After carefully reviewing the prospects for Amicus Therapeutics, I've decided to enter a CAPScall of underperform on the company.
It's difficult to deny that a biotech company with $2.15 in cash per share and a pipeline full of orphan candidates won't have a shot at success, but Amicus' history and the limited patient landscape speak to little chance of success from my perspective.
In 2009, Amicus' Plicera failed to meet its clinical endpoint in mid-stage trials for Gaucher disease. Considering the length of time it takes for rare oprhan drugs like Protalix BioTherapeutics' (NYSEMKT:PLX) Elelyso, targeted at Gaucher disease, to be developed and gain FDA approval , this probably wasn't a huge loss for Amicus. It took Protalix more than a year from receiving its complete response letter on Elelyso to actually gaining FDA approval -- and on top of that, the market for Gaucher disease is relegated to only 8,000-10,000 people worldwide!
Amicus' recent late-stage failure of Amigal, however, is devastating. The company now finds the remainder of its pipeline without a development or licensing partner, and it places all of the remaining trial costs squarely on its shoulders.
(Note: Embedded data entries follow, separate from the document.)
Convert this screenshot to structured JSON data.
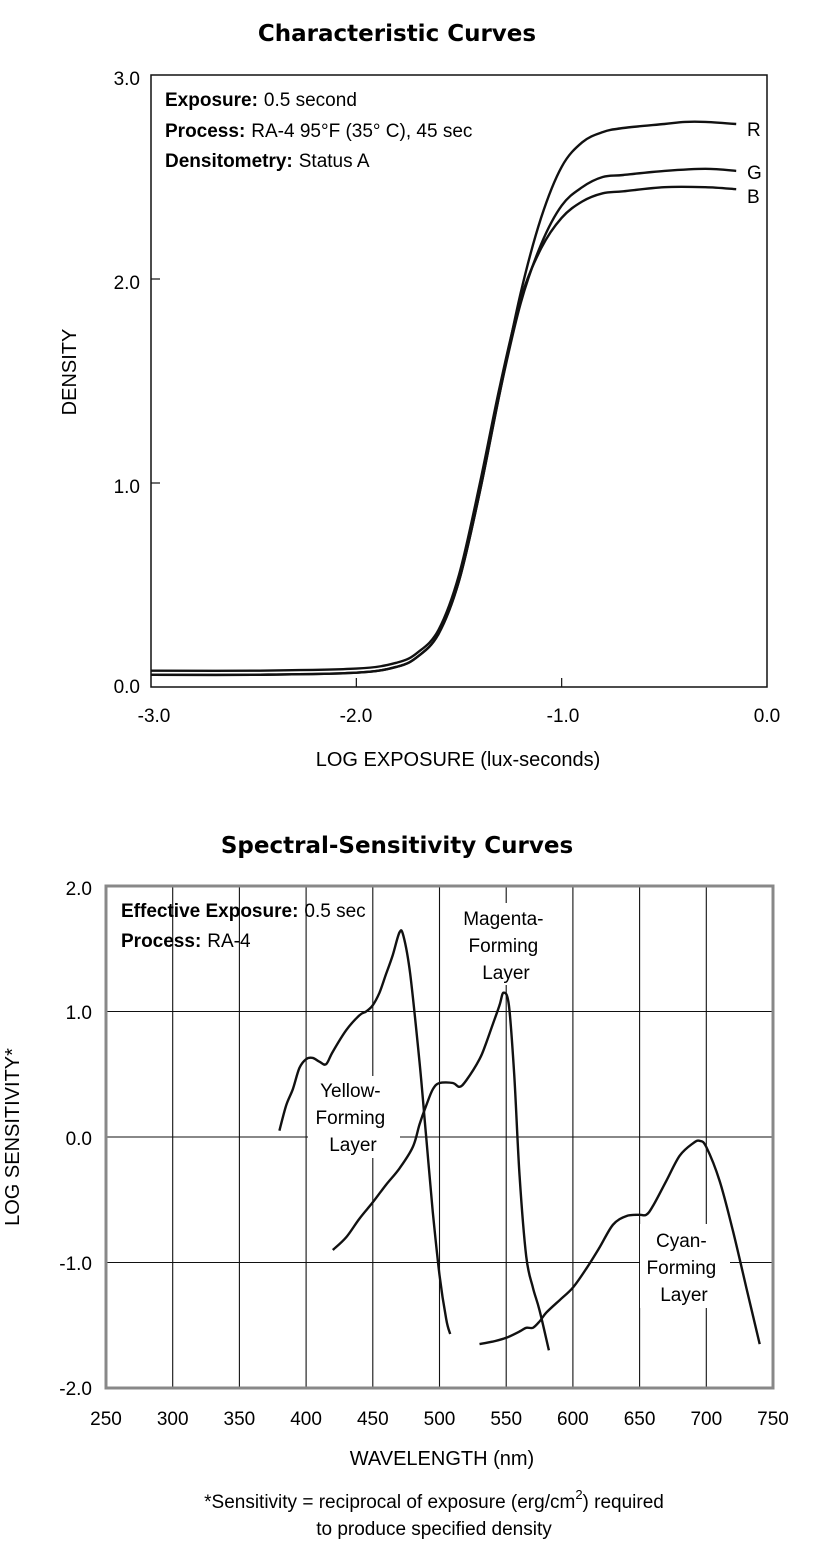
{
  "chart_data": [
    {
      "type": "line",
      "title": "Characteristic Curves",
      "xlabel": "LOG EXPOSURE (lux-seconds)",
      "ylabel": "DENSITY",
      "xlim": [
        -3.0,
        0.0
      ],
      "ylim": [
        0.0,
        3.0
      ],
      "x_ticks": [
        "-3.0",
        "-2.0",
        "-1.0",
        "0.0"
      ],
      "y_ticks": [
        "0.0",
        "1.0",
        "2.0",
        "3.0"
      ],
      "grid": false,
      "notes": [
        {
          "label": "Exposure:",
          "value": "0.5 second"
        },
        {
          "label": "Process:",
          "value": "RA-4 95°F (35° C), 45 sec"
        },
        {
          "label": "Densitometry:",
          "value": "Status A"
        }
      ],
      "series": [
        {
          "name": "R",
          "points": [
            [
              -3.0,
              0.06
            ],
            [
              -2.5,
              0.06
            ],
            [
              -2.0,
              0.07
            ],
            [
              -1.8,
              0.1
            ],
            [
              -1.7,
              0.15
            ],
            [
              -1.6,
              0.26
            ],
            [
              -1.5,
              0.52
            ],
            [
              -1.4,
              0.95
            ],
            [
              -1.3,
              1.45
            ],
            [
              -1.2,
              1.93
            ],
            [
              -1.1,
              2.3
            ],
            [
              -1.0,
              2.55
            ],
            [
              -0.9,
              2.67
            ],
            [
              -0.8,
              2.72
            ],
            [
              -0.7,
              2.74
            ],
            [
              -0.5,
              2.76
            ],
            [
              -0.4,
              2.77
            ],
            [
              -0.3,
              2.77
            ],
            [
              -0.15,
              2.76
            ]
          ]
        },
        {
          "name": "G",
          "points": [
            [
              -3.0,
              0.06
            ],
            [
              -2.5,
              0.06
            ],
            [
              -2.0,
              0.07
            ],
            [
              -1.8,
              0.1
            ],
            [
              -1.7,
              0.15
            ],
            [
              -1.6,
              0.26
            ],
            [
              -1.5,
              0.52
            ],
            [
              -1.4,
              0.95
            ],
            [
              -1.3,
              1.45
            ],
            [
              -1.2,
              1.88
            ],
            [
              -1.1,
              2.17
            ],
            [
              -1.0,
              2.36
            ],
            [
              -0.9,
              2.45
            ],
            [
              -0.8,
              2.5
            ],
            [
              -0.7,
              2.51
            ],
            [
              -0.5,
              2.53
            ],
            [
              -0.3,
              2.54
            ],
            [
              -0.15,
              2.53
            ]
          ]
        },
        {
          "name": "B",
          "points": [
            [
              -3.0,
              0.08
            ],
            [
              -2.5,
              0.08
            ],
            [
              -2.0,
              0.09
            ],
            [
              -1.8,
              0.12
            ],
            [
              -1.7,
              0.17
            ],
            [
              -1.6,
              0.28
            ],
            [
              -1.5,
              0.55
            ],
            [
              -1.4,
              0.99
            ],
            [
              -1.3,
              1.48
            ],
            [
              -1.2,
              1.9
            ],
            [
              -1.1,
              2.15
            ],
            [
              -1.0,
              2.3
            ],
            [
              -0.9,
              2.38
            ],
            [
              -0.8,
              2.42
            ],
            [
              -0.7,
              2.43
            ],
            [
              -0.5,
              2.45
            ],
            [
              -0.3,
              2.45
            ],
            [
              -0.15,
              2.44
            ]
          ]
        }
      ]
    },
    {
      "type": "line",
      "title": "Spectral-Sensitivity Curves",
      "xlabel": "WAVELENGTH (nm)",
      "ylabel": "LOG SENSITIVITY*",
      "xlim": [
        250,
        750
      ],
      "ylim": [
        -2.0,
        2.0
      ],
      "x_ticks": [
        "250",
        "300",
        "350",
        "400",
        "450",
        "500",
        "550",
        "600",
        "650",
        "700",
        "750"
      ],
      "y_ticks": [
        "2.0",
        "1.0",
        "0.0",
        "-1.0",
        "-2.0"
      ],
      "grid": true,
      "notes": [
        {
          "label": "Effective Exposure:",
          "value": "0.5 sec"
        },
        {
          "label": "Process:",
          "value": "RA-4"
        }
      ],
      "footnote": {
        "line1_pre": "*Sensitivity = reciprocal of exposure (erg/cm",
        "line1_sup": "2",
        "line1_post": ") required",
        "line2": "to produce specified density"
      },
      "series": [
        {
          "name": "Yellow-Forming Layer",
          "label_lines": [
            "Yellow-",
            "Forming",
            "Layer"
          ],
          "points": [
            [
              380,
              0.05
            ],
            [
              385,
              0.25
            ],
            [
              390,
              0.38
            ],
            [
              395,
              0.55
            ],
            [
              400,
              0.62
            ],
            [
              405,
              0.63
            ],
            [
              410,
              0.6
            ],
            [
              415,
              0.58
            ],
            [
              420,
              0.68
            ],
            [
              430,
              0.85
            ],
            [
              440,
              0.97
            ],
            [
              445,
              1.0
            ],
            [
              450,
              1.05
            ],
            [
              455,
              1.15
            ],
            [
              460,
              1.3
            ],
            [
              465,
              1.45
            ],
            [
              470,
              1.63
            ],
            [
              473,
              1.6
            ],
            [
              478,
              1.3
            ],
            [
              485,
              0.6
            ],
            [
              490,
              0.0
            ],
            [
              495,
              -0.6
            ],
            [
              500,
              -1.1
            ],
            [
              505,
              -1.45
            ],
            [
              508,
              -1.57
            ]
          ]
        },
        {
          "name": "Magenta-Forming Layer",
          "label_lines": [
            "Magenta-",
            "Forming",
            "Layer"
          ],
          "points": [
            [
              420,
              -0.9
            ],
            [
              430,
              -0.8
            ],
            [
              440,
              -0.65
            ],
            [
              450,
              -0.52
            ],
            [
              460,
              -0.38
            ],
            [
              470,
              -0.25
            ],
            [
              480,
              -0.08
            ],
            [
              485,
              0.1
            ],
            [
              490,
              0.25
            ],
            [
              495,
              0.38
            ],
            [
              500,
              0.43
            ],
            [
              510,
              0.43
            ],
            [
              515,
              0.4
            ],
            [
              520,
              0.45
            ],
            [
              530,
              0.62
            ],
            [
              535,
              0.75
            ],
            [
              540,
              0.9
            ],
            [
              545,
              1.05
            ],
            [
              548,
              1.15
            ],
            [
              552,
              1.05
            ],
            [
              556,
              0.5
            ],
            [
              560,
              -0.3
            ],
            [
              565,
              -0.95
            ],
            [
              570,
              -1.2
            ],
            [
              575,
              -1.38
            ],
            [
              582,
              -1.7
            ]
          ]
        },
        {
          "name": "Cyan-Forming Layer",
          "label_lines": [
            "Cyan-",
            "Forming",
            "Layer"
          ],
          "points": [
            [
              530,
              -1.65
            ],
            [
              540,
              -1.63
            ],
            [
              550,
              -1.6
            ],
            [
              560,
              -1.55
            ],
            [
              565,
              -1.52
            ],
            [
              570,
              -1.52
            ],
            [
              575,
              -1.47
            ],
            [
              580,
              -1.4
            ],
            [
              590,
              -1.3
            ],
            [
              600,
              -1.2
            ],
            [
              610,
              -1.05
            ],
            [
              620,
              -0.88
            ],
            [
              630,
              -0.7
            ],
            [
              640,
              -0.63
            ],
            [
              650,
              -0.62
            ],
            [
              655,
              -0.62
            ],
            [
              660,
              -0.55
            ],
            [
              670,
              -0.35
            ],
            [
              680,
              -0.15
            ],
            [
              690,
              -0.05
            ],
            [
              695,
              -0.03
            ],
            [
              700,
              -0.08
            ],
            [
              710,
              -0.35
            ],
            [
              720,
              -0.75
            ],
            [
              730,
              -1.2
            ],
            [
              740,
              -1.65
            ]
          ]
        }
      ]
    }
  ]
}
Orphan drugs take 10-15 years from concept to market to develop, so we're talking still another two or three years before we'd even see a drug hitting a very crowded Fabry or Pompe market. Unless the company can find a very desperate big pharmaceutical company willing to take a risk, Amicus shareholders can expect more dilution and big losses even if a drug does find its way into the good graces of the FDA.